15 June, 2017
In May 2017, the Prime Minister of Malaysia, Datuk Seri Najib Tun Razak announced that from 1 June 2017, Sabah, Sarawak and Labuan will be exempt from cabotage laws insofar as the carriage of cargo between Peninsula Malaysia and East Malaysia, and vice versa is concerned. While this exemption will not apply to cargo shipment within Sabah, Sarawak and Labuan, the implications of the cabotage lift for shipments to and from these ports are far-reaching.
National cabotage laws came into effect in Malaysia on 1 January 1980, and permit only Malaysian vessels to engage in domestic shipping. Foreign vessels are allowed to discharge cargo at any port in Malaysia but are not allowed to move the cargo within the country.
Section 11 of the Merchant Shipping Ordinance defines a Malaysian vessel as being wholly owned by:-
- Malaysian citizens; or
- corporations which satisfy the following requirements
- the corporation is incorporated in Malaysia;
- the principal office of the corporation is in Malaysia;
- the management of the corporation is carried out mainly in Malaysia;
- the majority of the shareholding including the voting share of the corporation is held by Malaysian citizens free from any trust or obligation in favour of non-Malaysians; and
- the majority of the directors of the corporation are Malaysia citizens.
Move towards liberalisation
The main objective of the cabotage laws was to safeguard and protect the domestic shipping industry. Following its implementation, this protectionist policy has been liberalised through the years. In 2009, the carriage of containerised transshipment cargo between certain ports in Peninsula Malaysia and East Malaysia was allowed. In 2012, an exception to cabotage laws was made for passenger cruise ships.
Further, there were also exceptions made through the issuance of temporary licenses to allow foreign vessels to engage in domestic shipping when there were insufficient Malaysian vessels to meet shipping demands. However, foreign vessels required an endorsement from the Malaysian Shipowners’ Association before these licenses could be obtained. This often left foreign vessels at the mercy of domestic shipowners.
Lifting the cabotage policy
The lift on the cabotage policy is said to be due to the rising cost of consumer goods. Goods exported from East Malaysia are left lying in transit for prolonged periods of time because vessels travelling out of East Malaysia are unable to carry a full load. Consequently, manufacturers in East Malaysia lose their ability to compete in the market because by the time their goods arrive at the port of discharge, the price of those goods are no longer competitive. The delay and issue of vessel frequency has also resulted in increased port charges and the risk of cargo theft.
Additionally, goods transported from Peninsular Malaysia to East Malaysia pass through a long supply chain before being discharged, resulting in increased freight costs. The lack of options and a monopolised shipping industry has led to consumers having to pay the price of a cabotage policy that from the onset sought only to benefit the domestic shipping industry.

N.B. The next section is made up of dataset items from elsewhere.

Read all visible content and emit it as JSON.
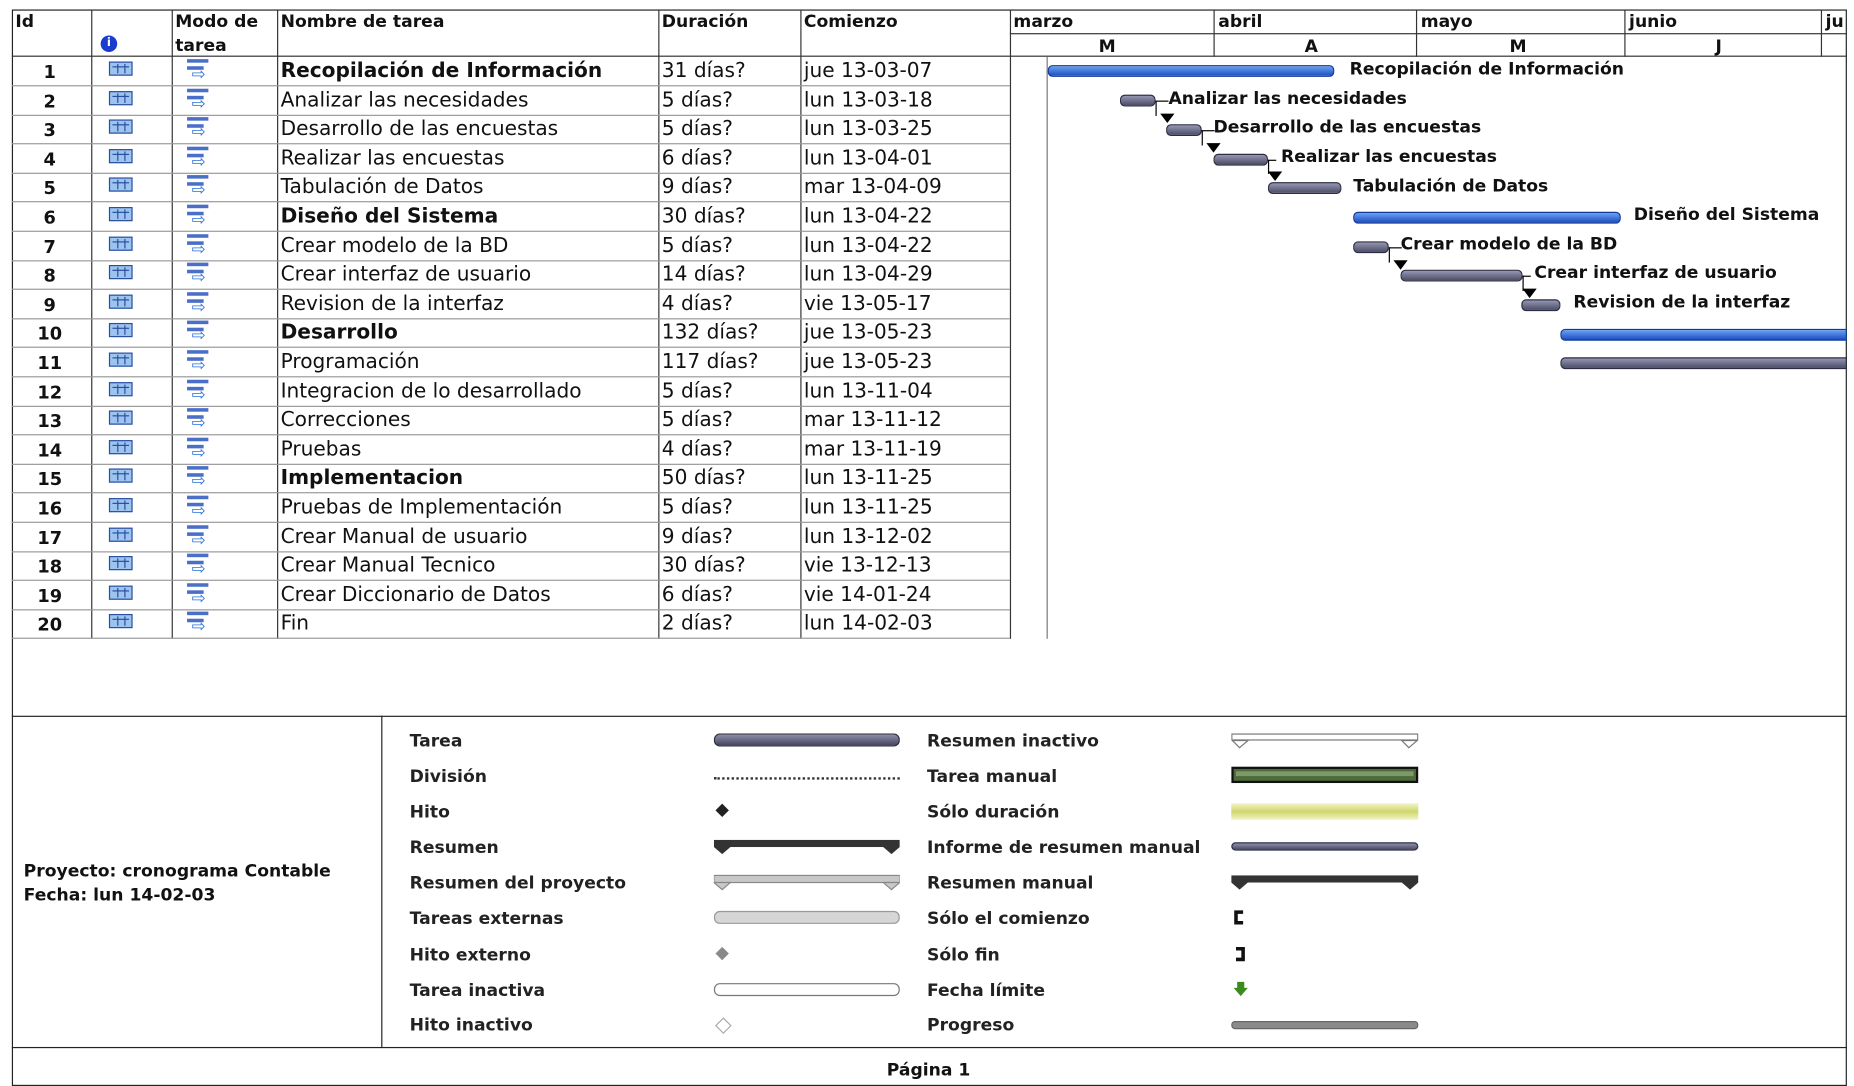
{
  "columns": {
    "id": "Id",
    "mode_line1": "Modo de",
    "mode_line2": "tarea",
    "name": "Nombre de tarea",
    "duration": "Duración",
    "start": "Comienzo",
    "info_icon": "info-icon"
  },
  "timescale": {
    "months": [
      "marzo",
      "abril",
      "mayo",
      "junio",
      "ju"
    ],
    "minor": [
      "M",
      "A",
      "M",
      "J"
    ]
  },
  "tasks": [
    {
      "id": "1",
      "name": "Recopilación de Información",
      "duration": "31 días?",
      "start": "jue 13-03-07",
      "summary": true
    },
    {
      "id": "2",
      "name": "Analizar las necesidades",
      "duration": "5 días?",
      "start": "lun 13-03-18",
      "summary": false
    },
    {
      "id": "3",
      "name": "Desarrollo de las encuestas",
      "duration": "5 días?",
      "start": "lun 13-03-25",
      "summary": false
    },
    {
      "id": "4",
      "name": "Realizar las encuestas",
      "duration": "6 días?",
      "start": "lun 13-04-01",
      "summary": false
    },
    {
      "id": "5",
      "name": "Tabulación de Datos",
      "duration": "9 días?",
      "start": "mar 13-04-09",
      "summary": false
    },
    {
      "id": "6",
      "name": "Diseño del Sistema",
      "duration": "30 días?",
      "start": "lun 13-04-22",
      "summary": true
    },
    {
      "id": "7",
      "name": "Crear modelo de la BD",
      "duration": "5 días?",
      "start": "lun 13-04-22",
      "summary": false
    },
    {
      "id": "8",
      "name": "Crear interfaz de usuario",
      "duration": "14 días?",
      "start": "lun 13-04-29",
      "summary": false
    },
    {
      "id": "9",
      "name": "Revision de la interfaz",
      "duration": "4 días?",
      "start": "vie 13-05-17",
      "summary": false
    },
    {
      "id": "10",
      "name": "Desarrollo",
      "duration": "132 días?",
      "start": "jue 13-05-23",
      "summary": true
    },
    {
      "id": "11",
      "name": "Programación",
      "duration": "117 días?",
      "start": "jue 13-05-23",
      "summary": false
    },
    {
      "id": "12",
      "name": "Integracion de lo desarrollado",
      "duration": "5 días?",
      "start": "lun 13-11-04",
      "summary": false
    },
    {
      "id": "13",
      "name": "Correcciones",
      "duration": "5 días?",
      "start": "mar 13-11-12",
      "summary": false
    },
    {
      "id": "14",
      "name": "Pruebas",
      "duration": "4 días?",
      "start": "mar 13-11-19",
      "summary": false
    },
    {
      "id": "15",
      "name": "Implementacion",
      "duration": "50 días?",
      "start": "lun 13-11-25",
      "summary": true
    },
    {
      "id": "16",
      "name": "Pruebas de Implementación",
      "duration": "5 días?",
      "start": "lun 13-11-25",
      "summary": false
    },
    {
      "id": "17",
      "name": "Crear Manual de usuario",
      "duration": "9 días?",
      "start": "lun 13-12-02",
      "summary": false
    },
    {
      "id": "18",
      "name": "Crear Manual Tecnico",
      "duration": "30 días?",
      "start": "vie 13-12-13",
      "summary": false
    },
    {
      "id": "19",
      "name": "Crear Diccionario de Datos",
      "duration": "6 días?",
      "start": "vie 14-01-24",
      "summary": false
    },
    {
      "id": "20",
      "name": "Fin",
      "duration": "2 días?",
      "start": "lun 14-02-03",
      "summary": false
    }
  ],
  "gantt_labels": [
    "Recopilación de Información",
    "Analizar las necesidades",
    "Desarrollo de las encuestas",
    "Realizar las encuestas",
    "Tabulación de Datos",
    "Diseño del Sistema",
    "Crear modelo de la BD",
    "Crear interfaz de usuario",
    "Revision de la interfaz"
  ],
  "project_info": {
    "project": "Proyecto: cronograma Contable",
    "date": "Fecha: lun 14-02-03"
  },
  "legend": {
    "left": [
      "Tarea",
      "División",
      "Hito",
      "Resumen",
      "Resumen del proyecto",
      "Tareas externas",
      "Hito externo",
      "Tarea inactiva",
      "Hito inactivo"
    ],
    "right": [
      "Resumen inactivo",
      "Tarea manual",
      "Sólo duración",
      "Informe de resumen manual",
      "Resumen manual",
      "Sólo el comienzo",
      "Sólo fin",
      "Fecha límite",
      "Progreso"
    ]
  },
  "page_footer": "Página 1",
  "colors": {
    "task_bar": "#5a5c78",
    "summary_bar": "#2f63d6",
    "manual_task": "#4d6b3c",
    "duration_only": "#d8dd7a",
    "deadline": "#3a8a1c"
  }
}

Dissenters of the cabotage policy take the position that protectionism discourages the growth of the marine industry in Malaysia and inflates the cost of goods to the detriment of the common man. It is believed that lifting cabotage laws could potentially make East Malaysian ports more accessible, increase trading activities and gain prominence.

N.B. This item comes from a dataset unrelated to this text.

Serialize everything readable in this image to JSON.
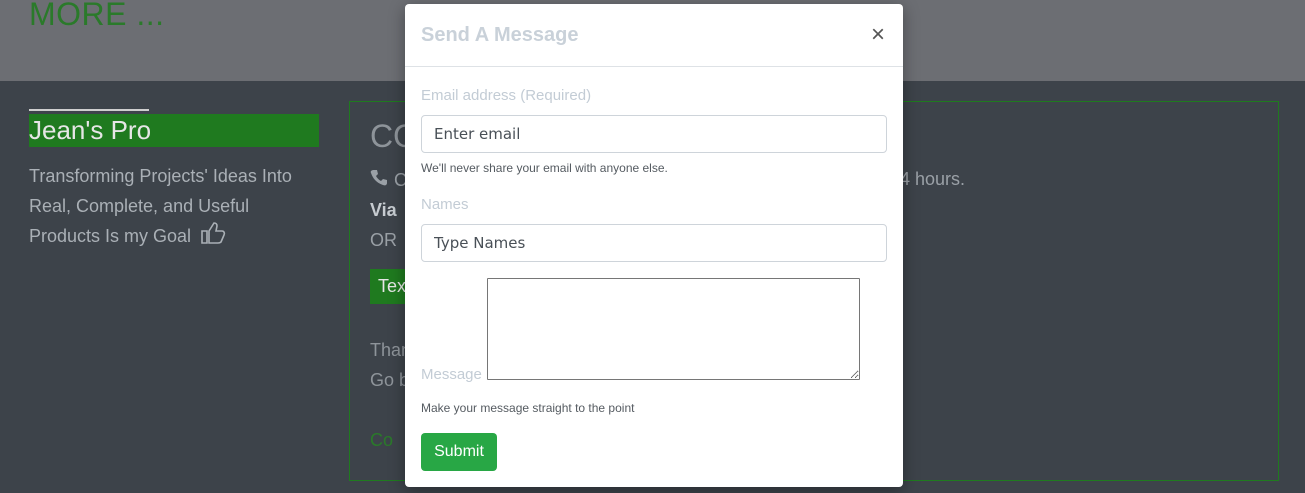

Impact of lifting the cabotage policy
The Malaysian shipping industry is not taking well to the lift of the cabotage policy. Shipping companies are anticipating bigger losses following the lift of the ban. The Malaysian shipping industry has been faced with challenges since the 2008 financial crisis and shipping companies are worried that they will not be able to compete with foreign vessel operators.

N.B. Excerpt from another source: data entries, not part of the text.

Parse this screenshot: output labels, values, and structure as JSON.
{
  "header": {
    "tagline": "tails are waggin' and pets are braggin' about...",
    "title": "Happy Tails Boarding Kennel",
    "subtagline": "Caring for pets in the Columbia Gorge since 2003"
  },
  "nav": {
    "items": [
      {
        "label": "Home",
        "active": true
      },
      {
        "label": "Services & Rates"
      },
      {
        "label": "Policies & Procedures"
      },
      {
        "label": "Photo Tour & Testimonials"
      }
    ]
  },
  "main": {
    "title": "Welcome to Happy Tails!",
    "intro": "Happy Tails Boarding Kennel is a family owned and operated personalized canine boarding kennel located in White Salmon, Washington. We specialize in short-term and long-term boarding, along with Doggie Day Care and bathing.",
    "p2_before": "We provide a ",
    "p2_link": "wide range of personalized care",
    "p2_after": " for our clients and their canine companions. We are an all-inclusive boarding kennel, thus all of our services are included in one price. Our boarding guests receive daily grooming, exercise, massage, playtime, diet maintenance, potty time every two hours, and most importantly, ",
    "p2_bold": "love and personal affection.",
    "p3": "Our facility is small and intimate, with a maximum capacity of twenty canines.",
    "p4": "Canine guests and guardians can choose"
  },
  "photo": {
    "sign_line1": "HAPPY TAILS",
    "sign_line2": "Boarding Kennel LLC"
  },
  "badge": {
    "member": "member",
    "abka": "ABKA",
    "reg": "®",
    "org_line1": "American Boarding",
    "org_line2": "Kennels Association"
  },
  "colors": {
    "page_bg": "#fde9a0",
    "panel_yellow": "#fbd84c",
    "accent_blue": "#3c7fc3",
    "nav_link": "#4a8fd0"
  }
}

The real consequences of the lift are yet to be seen. However, the Malaysian Shipowners Association has warned that the increase in external competition will adversely affect Malaysian vessels operating on the previously cabotaged routes. It is anticipated that that domestic shipping companies will likely close shop or relocate their businesses elsewhere.
Cabotage policies are not new and are practiced in numerous other jurisdictions around the world, including the United States. The viability of cabotage policies has consistently been debated but the lift on the policy in Malaysia sends a clear signal that it is not ideal to maintain a policy that functions largely at the expense of domestic consumers. It would be interesting to see if the lift will indeed lower the costs of goods and benefit trade in East Malaysia.